We had a call from the registrar, Michelle, last night. It wasn’t the usual “”we need to change you medications call” or “you need to go and have a transfusion call”. It was a call to tell us that based on Caroline’s blood results, and all of the physical symptoms she is experiencing, my darling girl only has a few weeks to live. If something catastrophic happened, like and infection or internal bleeding due to her low platelet level, it could be days.
Michelle spoke with Caroline first, and then with me. Surprisingly, C and I were remarkably calm at receiving this news. We had both had a very teary day yesterday, which is unusual for us, so it was like in some way we knew what was happening. Michelle just confirmed it.
Each day now is more of a struggle for Caroline. Getting out of bed takes all of her mental and physical strength, and showering and dressing sees her need to lie on the couch. Her appetite is minimal but she is still eating, and she’s trying to keep her fluid levels up. She generally sleeps around 20 hours a day but can stay awake longer. It does, however, totally deplete her. She’s alert when she’s awake, so we are able to have conversations. About life and love mostly. And life after her death. They are heart wrenching, yet also lovely and reassuring.
None of this is, however, easy. We both feel like out hearts have been smashed open and our lives torn apart. And we don’t understand why all this had to happen. We remind ourselves that we are incredibly lucky to have 22 years of pure love together, but feel cheated and angry that we don’t get to have 22 more.
We had previously made a decision that we both wanted. if possible, for Caroline to die at home.
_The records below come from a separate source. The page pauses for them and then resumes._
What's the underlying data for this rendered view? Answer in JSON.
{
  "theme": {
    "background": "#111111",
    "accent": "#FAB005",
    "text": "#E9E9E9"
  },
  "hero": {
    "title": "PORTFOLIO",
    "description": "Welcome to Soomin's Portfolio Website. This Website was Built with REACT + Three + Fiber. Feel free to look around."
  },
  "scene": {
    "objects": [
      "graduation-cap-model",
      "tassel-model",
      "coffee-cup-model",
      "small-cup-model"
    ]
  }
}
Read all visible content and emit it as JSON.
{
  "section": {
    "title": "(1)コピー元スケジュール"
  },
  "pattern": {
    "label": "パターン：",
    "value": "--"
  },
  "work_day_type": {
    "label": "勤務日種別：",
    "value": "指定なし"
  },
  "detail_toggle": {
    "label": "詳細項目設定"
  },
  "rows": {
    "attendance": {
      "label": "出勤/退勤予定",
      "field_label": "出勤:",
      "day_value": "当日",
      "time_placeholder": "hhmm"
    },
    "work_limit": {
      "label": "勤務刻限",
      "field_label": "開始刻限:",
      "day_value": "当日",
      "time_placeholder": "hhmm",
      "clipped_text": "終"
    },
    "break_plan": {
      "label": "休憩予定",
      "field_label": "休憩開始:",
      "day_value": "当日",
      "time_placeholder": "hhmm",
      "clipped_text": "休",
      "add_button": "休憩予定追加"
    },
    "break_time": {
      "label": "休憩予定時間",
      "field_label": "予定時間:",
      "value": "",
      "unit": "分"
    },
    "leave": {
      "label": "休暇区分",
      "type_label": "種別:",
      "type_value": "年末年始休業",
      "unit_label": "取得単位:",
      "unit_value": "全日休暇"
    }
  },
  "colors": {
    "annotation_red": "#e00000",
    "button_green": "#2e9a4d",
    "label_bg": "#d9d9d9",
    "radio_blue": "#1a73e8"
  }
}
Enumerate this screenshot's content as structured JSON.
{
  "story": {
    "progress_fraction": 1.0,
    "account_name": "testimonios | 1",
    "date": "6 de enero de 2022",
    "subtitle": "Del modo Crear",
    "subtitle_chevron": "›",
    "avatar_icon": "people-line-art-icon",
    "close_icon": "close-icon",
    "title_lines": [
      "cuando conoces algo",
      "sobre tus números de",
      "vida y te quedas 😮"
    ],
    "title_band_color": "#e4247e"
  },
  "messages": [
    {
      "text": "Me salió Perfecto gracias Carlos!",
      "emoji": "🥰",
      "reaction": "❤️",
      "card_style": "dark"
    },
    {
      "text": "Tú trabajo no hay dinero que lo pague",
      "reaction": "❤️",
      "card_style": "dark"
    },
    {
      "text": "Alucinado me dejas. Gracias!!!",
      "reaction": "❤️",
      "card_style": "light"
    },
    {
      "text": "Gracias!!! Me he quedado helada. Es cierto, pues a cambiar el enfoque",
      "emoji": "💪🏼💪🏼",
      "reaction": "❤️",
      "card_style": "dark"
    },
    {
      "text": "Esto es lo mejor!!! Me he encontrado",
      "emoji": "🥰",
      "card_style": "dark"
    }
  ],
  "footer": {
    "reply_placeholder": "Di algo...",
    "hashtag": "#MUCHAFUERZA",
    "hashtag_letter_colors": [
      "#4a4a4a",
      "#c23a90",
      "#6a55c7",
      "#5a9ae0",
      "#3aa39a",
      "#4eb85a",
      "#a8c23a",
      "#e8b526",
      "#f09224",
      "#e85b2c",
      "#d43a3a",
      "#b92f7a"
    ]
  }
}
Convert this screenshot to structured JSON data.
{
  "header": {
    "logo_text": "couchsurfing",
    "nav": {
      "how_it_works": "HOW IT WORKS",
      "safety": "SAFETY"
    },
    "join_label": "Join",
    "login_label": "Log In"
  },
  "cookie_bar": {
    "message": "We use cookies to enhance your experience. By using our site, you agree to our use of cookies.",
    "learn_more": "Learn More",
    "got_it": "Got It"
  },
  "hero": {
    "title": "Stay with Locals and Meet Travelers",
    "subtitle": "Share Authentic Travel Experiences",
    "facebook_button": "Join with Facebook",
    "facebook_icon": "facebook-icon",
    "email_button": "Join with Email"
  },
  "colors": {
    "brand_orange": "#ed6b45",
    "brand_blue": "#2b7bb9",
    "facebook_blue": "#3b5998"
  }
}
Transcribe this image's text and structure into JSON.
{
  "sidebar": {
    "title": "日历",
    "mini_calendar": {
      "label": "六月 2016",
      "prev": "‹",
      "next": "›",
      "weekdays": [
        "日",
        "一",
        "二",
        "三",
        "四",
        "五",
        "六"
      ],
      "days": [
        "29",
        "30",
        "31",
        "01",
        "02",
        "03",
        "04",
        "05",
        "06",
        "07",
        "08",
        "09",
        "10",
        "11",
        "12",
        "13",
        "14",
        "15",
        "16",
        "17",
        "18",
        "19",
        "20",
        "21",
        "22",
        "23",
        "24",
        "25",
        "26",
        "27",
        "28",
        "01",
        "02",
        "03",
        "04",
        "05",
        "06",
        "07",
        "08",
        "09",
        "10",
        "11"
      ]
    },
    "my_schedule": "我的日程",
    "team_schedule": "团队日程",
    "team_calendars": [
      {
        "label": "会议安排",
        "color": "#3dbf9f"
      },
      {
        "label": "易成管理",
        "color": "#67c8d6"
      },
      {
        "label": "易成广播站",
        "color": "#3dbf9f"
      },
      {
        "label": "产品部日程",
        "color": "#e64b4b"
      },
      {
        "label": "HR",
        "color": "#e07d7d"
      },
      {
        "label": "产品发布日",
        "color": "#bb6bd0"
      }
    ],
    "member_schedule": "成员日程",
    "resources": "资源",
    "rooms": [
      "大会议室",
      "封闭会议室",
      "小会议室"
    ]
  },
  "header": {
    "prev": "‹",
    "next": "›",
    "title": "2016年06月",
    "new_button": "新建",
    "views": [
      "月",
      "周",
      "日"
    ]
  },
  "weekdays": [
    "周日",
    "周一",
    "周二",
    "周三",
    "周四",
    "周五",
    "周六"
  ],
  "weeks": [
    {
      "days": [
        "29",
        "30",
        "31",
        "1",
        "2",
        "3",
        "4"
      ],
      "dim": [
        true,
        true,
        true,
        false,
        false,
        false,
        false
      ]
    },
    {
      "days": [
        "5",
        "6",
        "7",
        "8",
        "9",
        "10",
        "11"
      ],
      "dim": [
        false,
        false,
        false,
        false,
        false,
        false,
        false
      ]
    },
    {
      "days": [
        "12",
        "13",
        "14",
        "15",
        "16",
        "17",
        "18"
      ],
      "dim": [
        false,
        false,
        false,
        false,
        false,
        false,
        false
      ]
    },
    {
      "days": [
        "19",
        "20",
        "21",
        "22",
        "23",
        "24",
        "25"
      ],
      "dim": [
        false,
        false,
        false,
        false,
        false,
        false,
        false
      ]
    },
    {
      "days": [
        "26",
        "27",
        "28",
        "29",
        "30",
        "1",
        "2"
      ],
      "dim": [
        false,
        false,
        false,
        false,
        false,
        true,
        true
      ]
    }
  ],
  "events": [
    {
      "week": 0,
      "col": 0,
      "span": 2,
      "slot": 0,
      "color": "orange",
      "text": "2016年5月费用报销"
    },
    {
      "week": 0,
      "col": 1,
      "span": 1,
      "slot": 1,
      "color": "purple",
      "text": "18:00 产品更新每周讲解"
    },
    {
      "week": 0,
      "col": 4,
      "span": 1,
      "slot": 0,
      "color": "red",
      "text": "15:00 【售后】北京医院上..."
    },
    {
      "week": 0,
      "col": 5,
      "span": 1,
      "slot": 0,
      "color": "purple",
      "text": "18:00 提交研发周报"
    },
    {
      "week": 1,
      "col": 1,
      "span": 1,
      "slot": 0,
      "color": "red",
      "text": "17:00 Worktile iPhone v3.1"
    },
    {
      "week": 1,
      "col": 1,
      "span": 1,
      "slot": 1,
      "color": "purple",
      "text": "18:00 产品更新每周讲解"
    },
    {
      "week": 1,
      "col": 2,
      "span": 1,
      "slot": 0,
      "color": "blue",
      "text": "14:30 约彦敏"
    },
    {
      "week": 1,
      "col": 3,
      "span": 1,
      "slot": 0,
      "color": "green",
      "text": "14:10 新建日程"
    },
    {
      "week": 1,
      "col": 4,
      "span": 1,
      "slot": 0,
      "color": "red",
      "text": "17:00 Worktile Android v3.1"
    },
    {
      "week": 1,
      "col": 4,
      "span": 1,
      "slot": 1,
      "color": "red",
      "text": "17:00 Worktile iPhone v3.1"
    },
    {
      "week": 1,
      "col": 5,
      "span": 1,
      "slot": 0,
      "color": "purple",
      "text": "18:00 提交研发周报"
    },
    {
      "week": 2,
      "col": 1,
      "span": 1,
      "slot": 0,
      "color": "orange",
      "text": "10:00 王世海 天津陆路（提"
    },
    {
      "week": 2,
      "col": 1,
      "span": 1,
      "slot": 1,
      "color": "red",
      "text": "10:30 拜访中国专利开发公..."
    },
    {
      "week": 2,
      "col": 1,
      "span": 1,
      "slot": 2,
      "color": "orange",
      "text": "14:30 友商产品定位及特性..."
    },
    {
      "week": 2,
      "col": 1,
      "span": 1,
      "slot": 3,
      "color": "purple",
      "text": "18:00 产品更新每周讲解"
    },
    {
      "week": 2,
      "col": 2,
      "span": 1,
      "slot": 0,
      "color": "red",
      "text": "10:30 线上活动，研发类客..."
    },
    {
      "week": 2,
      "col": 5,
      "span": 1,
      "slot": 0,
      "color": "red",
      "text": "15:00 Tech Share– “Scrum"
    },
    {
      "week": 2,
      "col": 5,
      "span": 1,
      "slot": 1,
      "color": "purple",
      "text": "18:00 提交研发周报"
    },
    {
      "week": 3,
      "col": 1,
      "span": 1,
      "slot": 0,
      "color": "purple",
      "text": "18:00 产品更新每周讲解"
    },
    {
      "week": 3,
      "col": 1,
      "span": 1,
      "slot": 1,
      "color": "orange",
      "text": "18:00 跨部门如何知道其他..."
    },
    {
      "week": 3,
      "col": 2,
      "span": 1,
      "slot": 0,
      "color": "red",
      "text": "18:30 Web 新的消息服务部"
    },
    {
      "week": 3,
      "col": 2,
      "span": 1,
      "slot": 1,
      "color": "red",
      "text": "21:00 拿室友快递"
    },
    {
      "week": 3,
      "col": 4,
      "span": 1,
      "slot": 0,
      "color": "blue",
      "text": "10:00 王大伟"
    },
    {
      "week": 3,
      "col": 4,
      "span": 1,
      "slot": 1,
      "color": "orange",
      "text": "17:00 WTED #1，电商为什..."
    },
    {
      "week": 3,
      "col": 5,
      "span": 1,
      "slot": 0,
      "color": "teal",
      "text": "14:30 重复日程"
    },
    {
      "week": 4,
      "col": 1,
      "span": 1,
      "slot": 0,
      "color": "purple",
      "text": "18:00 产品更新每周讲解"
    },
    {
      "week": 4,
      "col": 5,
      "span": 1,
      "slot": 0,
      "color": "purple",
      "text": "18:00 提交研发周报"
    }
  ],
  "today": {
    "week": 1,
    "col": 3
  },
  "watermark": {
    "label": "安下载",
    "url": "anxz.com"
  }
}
However, having talked with Michelle, we are now looking into hospice care. That fact is that it can be quite a harrowing experience watching someone die alone, and there is no guarantee that help would arrive in time to be with me. Also, as Caroline worsens there is a big possibly that she will be so overcome with exhaustion that even walking to the toilet will become impossible. Hospice care means that I can be with my lovely girl as we have always been together, as partners, and not as her carer. There will be a team of experts working to care for her and make the transition as peaceful and pain free as possible. We are speaking to our palliative care nurse – yes, we now are in the palliative care system – on Monday. And we hope, that when the time comes, a bed is available.